ECLI:NL:RBMNE:2022:6166
Rechtbank Midden-Nederland
- Eerste aanleg - enkelvoudig
- Rechtspraak.nl
Omleiding zorgtoeslag en bestuursrechtelijke premie door CAK
In deze zaak heeft de Rechtbank Midden-Nederland op 20 december 2022 uitspraak gedaan in een geschil tussen een eiser en het CAK, vertegenwoordigd door de algemeen directeur van het Centraal Justitieel Incassobureau (CJIB). De eiser ontving zorgtoeslag, maar het CAK heeft besloten deze zorgtoeslag te gebruiken om een deel van de bestuursrechtelijke premie te voldoen. Eiser heeft bezwaar gemaakt tegen dit besluit, maar het bezwaar werd ongegrond verklaard. Eiser heeft vervolgens beroep ingesteld tegen dit besluit, waarbij hij aanvoerde dat hij een overeenkomst had met ASR en dat de melding door FBTO bij het CAK onterecht was.
De rechtbank heeft de zaak behandeld op 1 december 2022, maar eiser was niet aanwezig. Eiser had eerder verzocht om de zitting uit te stellen, omdat hij de uitnodiging te laat had ontvangen en niet op de hoogte was van de inhoud van de zitting. De rechtbank heeft dit verzoek afgewezen, omdat eiser op de juiste wijze was uitgenodigd en hij op de hoogte was van de zitting. De rechtbank heeft vastgesteld dat eiser door zijn zorgverzekeraar FBTO als wanbetaler was aangemeld bij het CAK, wat leidde tot een bestuursrechtelijke premie van € 152,20 per maand. De rechtbank oordeelde dat tegen besluiten over het betalen van een bestuursrechtelijke premie geen bezwaar of beroep kan worden ingesteld, en dat de aanmelding als wanbetaler niet in een bestuursrechtelijke procedure kan worden aangevochten.
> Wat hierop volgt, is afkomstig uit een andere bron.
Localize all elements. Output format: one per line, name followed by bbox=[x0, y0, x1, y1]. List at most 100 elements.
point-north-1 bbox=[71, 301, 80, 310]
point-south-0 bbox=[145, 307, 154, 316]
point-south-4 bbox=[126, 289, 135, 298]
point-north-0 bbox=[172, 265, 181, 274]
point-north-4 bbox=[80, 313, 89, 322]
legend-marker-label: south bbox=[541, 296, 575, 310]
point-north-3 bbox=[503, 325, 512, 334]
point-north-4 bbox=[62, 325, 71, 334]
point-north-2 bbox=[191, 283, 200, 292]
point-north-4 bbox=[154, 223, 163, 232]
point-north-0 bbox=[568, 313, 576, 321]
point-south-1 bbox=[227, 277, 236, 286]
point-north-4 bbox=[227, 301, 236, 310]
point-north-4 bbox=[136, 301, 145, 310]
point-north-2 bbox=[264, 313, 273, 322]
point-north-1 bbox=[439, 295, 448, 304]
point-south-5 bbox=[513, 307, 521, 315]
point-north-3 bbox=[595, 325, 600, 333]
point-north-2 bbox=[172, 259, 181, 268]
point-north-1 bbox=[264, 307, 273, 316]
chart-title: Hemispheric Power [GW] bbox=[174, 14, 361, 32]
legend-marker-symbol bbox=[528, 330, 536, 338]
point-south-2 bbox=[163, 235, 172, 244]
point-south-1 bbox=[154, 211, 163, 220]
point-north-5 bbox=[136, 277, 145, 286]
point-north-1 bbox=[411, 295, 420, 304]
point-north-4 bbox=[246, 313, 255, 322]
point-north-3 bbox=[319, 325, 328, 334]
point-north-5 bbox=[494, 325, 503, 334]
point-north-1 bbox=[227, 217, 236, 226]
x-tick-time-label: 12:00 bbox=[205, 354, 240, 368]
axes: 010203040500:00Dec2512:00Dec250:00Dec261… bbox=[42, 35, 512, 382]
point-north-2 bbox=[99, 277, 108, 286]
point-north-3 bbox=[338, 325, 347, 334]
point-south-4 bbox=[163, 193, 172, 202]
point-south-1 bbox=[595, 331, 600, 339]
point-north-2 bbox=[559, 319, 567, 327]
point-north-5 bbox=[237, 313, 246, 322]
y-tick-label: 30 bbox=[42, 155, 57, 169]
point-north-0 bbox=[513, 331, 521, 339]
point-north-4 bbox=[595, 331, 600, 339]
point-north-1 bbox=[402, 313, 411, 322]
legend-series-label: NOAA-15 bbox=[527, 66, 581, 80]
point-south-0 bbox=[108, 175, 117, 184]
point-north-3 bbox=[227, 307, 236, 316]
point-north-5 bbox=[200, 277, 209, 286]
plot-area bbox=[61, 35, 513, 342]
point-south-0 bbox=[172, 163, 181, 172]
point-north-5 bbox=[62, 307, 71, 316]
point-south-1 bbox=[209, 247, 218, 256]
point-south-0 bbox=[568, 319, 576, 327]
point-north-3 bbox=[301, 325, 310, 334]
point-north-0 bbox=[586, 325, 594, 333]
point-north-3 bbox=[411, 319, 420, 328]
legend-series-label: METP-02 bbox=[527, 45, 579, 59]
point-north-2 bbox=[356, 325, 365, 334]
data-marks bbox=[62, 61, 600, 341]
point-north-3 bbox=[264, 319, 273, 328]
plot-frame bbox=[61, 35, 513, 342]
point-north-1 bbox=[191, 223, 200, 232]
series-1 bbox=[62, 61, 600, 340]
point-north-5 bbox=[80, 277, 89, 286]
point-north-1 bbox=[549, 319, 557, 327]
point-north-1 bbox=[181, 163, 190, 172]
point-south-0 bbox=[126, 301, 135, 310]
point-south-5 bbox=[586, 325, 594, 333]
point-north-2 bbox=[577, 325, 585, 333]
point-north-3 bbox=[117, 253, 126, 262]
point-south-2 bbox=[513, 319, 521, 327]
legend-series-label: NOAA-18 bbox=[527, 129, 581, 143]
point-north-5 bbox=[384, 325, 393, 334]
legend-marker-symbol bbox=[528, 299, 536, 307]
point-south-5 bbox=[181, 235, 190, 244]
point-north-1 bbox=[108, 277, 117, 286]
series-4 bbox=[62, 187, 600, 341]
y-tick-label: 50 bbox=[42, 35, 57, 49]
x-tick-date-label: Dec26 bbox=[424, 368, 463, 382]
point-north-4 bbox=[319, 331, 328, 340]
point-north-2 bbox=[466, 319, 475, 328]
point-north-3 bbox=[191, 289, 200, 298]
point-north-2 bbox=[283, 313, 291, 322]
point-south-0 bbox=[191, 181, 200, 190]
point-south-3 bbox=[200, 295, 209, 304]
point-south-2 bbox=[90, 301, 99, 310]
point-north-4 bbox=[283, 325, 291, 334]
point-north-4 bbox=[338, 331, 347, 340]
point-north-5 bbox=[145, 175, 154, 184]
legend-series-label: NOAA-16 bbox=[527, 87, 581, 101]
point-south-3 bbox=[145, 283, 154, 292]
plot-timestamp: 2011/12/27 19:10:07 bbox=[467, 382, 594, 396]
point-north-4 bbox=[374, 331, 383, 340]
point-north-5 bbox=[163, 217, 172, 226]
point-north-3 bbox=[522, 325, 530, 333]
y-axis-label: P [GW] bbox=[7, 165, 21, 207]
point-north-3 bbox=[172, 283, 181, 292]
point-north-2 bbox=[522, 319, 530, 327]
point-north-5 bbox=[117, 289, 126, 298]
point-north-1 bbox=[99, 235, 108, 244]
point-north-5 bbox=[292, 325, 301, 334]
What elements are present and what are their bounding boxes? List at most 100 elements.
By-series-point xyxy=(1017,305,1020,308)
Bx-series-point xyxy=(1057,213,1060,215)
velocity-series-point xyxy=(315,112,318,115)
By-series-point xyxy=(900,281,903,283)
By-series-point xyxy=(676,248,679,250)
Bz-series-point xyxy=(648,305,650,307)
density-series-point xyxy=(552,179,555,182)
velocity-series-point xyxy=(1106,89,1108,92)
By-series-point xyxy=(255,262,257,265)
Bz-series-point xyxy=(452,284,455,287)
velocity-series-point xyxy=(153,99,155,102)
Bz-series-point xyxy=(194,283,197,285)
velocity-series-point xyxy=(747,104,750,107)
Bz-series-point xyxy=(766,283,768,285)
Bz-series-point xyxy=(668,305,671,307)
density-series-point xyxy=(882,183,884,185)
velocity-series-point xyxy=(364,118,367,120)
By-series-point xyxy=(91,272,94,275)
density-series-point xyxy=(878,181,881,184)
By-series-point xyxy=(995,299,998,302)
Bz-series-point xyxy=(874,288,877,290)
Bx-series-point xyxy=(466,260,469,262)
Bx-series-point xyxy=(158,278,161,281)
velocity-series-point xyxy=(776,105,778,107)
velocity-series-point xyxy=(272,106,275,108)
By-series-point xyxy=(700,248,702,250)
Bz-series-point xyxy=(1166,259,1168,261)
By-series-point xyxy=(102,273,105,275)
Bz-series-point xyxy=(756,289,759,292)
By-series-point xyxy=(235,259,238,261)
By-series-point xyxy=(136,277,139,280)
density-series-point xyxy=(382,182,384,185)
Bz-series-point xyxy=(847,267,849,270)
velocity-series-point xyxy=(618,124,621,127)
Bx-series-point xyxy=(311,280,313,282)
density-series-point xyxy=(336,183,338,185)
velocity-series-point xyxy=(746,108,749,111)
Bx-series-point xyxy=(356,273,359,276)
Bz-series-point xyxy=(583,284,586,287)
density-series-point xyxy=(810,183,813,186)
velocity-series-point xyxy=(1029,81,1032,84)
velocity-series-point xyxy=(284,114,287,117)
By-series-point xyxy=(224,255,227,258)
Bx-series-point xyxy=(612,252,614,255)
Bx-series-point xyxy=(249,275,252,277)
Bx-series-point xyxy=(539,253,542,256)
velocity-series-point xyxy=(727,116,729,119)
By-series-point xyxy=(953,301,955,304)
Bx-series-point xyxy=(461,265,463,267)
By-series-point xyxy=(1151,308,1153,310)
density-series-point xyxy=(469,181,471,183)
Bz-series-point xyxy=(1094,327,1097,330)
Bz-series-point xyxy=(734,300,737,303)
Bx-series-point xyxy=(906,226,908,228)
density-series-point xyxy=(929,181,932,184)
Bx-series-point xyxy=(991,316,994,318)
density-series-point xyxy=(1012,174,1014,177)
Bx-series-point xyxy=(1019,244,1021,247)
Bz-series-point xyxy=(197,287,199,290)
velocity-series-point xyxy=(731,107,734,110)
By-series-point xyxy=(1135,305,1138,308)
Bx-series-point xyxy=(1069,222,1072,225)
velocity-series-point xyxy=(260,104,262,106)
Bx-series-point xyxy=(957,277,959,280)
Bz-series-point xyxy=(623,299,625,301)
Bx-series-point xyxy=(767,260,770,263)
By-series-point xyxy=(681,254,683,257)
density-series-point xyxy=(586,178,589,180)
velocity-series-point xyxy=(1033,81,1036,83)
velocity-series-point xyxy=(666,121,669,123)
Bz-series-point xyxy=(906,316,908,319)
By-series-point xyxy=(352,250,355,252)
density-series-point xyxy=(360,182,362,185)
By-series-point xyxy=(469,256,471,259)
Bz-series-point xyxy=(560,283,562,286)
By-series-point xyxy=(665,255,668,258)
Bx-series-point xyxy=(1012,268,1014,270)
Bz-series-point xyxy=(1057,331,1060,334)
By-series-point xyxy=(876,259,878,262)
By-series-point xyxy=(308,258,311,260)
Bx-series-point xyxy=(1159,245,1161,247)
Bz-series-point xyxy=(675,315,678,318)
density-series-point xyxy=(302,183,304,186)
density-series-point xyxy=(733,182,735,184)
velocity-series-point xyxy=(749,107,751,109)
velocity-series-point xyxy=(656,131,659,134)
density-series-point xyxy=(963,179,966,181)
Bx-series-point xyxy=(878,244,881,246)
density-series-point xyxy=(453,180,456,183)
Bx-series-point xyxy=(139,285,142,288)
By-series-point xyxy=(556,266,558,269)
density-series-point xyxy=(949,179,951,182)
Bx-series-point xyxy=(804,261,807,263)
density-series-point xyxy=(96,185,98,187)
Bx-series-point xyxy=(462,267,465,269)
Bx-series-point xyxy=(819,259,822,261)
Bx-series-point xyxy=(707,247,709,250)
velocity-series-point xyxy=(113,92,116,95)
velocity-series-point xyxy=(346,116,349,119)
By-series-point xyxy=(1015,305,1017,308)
De rechtbank concludeerde dat het CAK op de aanmelding door de zorgverzekeraar moest afgaan en dat eiser zich moest wenden tot zijn zorgverzekeraar als hij het niet eens was met de aanmelding. De rechtbank oordeelde dat het CAK de wet correct had toegepast door de zorgtoeslag als tegemoetkoming in de bestuursrechtelijke premie aan het CJIB uit te laten betalen. Eiser kreeg geen gelijk en het beroep werd ongegrond verklaard.